Industry will get its first look at the draft solicitation for a long-term, $1 billion-plus contract for legacy nuclear cleanup at the Los Alamos National Laboratory from June 7-9, when the Department of Energy plans to host potential bidders for a tour of the 70 year-old nuclear-weapons research and development, along with one-on-one talks with DOE officials.
The tour of the New Mexico site is set for June 7, with a pre-solicitation conference to follow June 8 in nearby Pojoaque, N.M. During the conference, “DOE will provide a detailed overview of the Draft Request for Proposal,” reads a procurement note posted online May 10 by the agency’s waste-cleanup procurement hub, the Environmental Management Consolidated Business Center.
One-on-one sessions between prospective bidders and DOE officials will follow on June 9, the procurement note says. Those interested in attending must email DOE by May 31, the agency wrote in the note.
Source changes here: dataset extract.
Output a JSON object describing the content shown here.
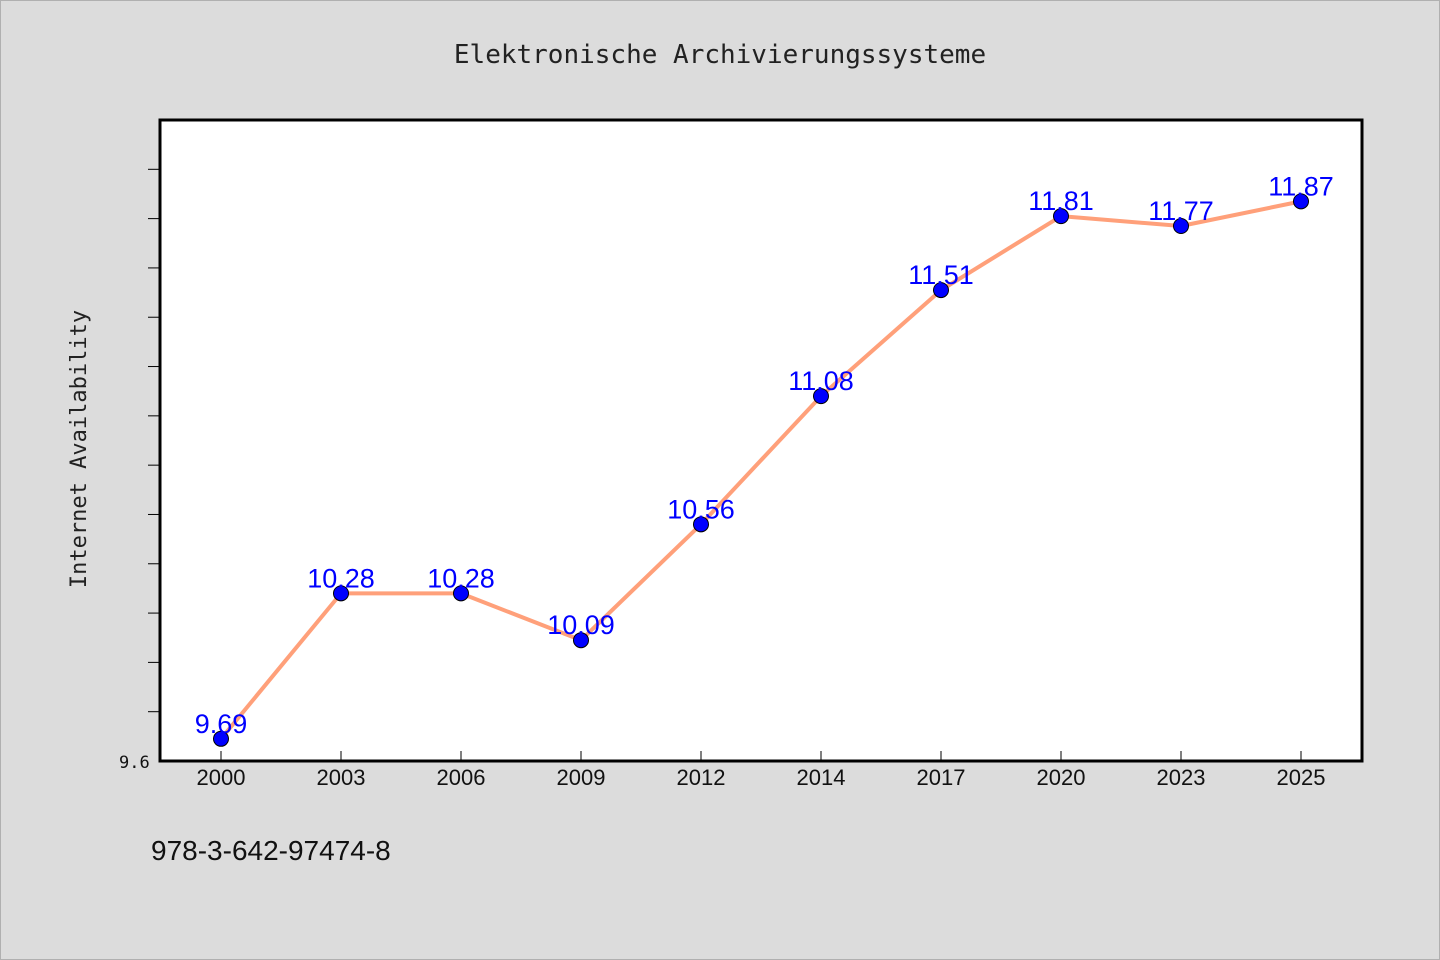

Waste cleanup at LANL, which among other things involves managing the high-profile transuranic waste pile at the 63-acre Area G, is currently handled by lab prime Los Alamos National Security (LANS) under a two-year, sole-source bridge contract worth about $310 million. The deal expires Sept. 30, 2017.
That work, once bundled in with LANS’ lab management and operations contract with the National Nuclear Security Administration, is going back out to open competition now even as the agency puts the prime contract up for bid as well. The consortium — led by Bechtel and the University of California — has held the M&O contract since 2006; it will expire in 2018, several years short of the potential end date set a decade ago.
DOE shifted responsibility for the Los Alamos cleanup from NNSA to the department’s Office of Environmental Management after a 2014 radiation release at the underground Waste Isolation Pilot Plant near Carlsbad, N.M., was traced to an improperly sealed waste container that originated at LANL Area G.
EM has yet to finalize the terms of the permanent LANL cleanup contract, but the office was considering a five-year deal when it announced late last year its would re-compete the work.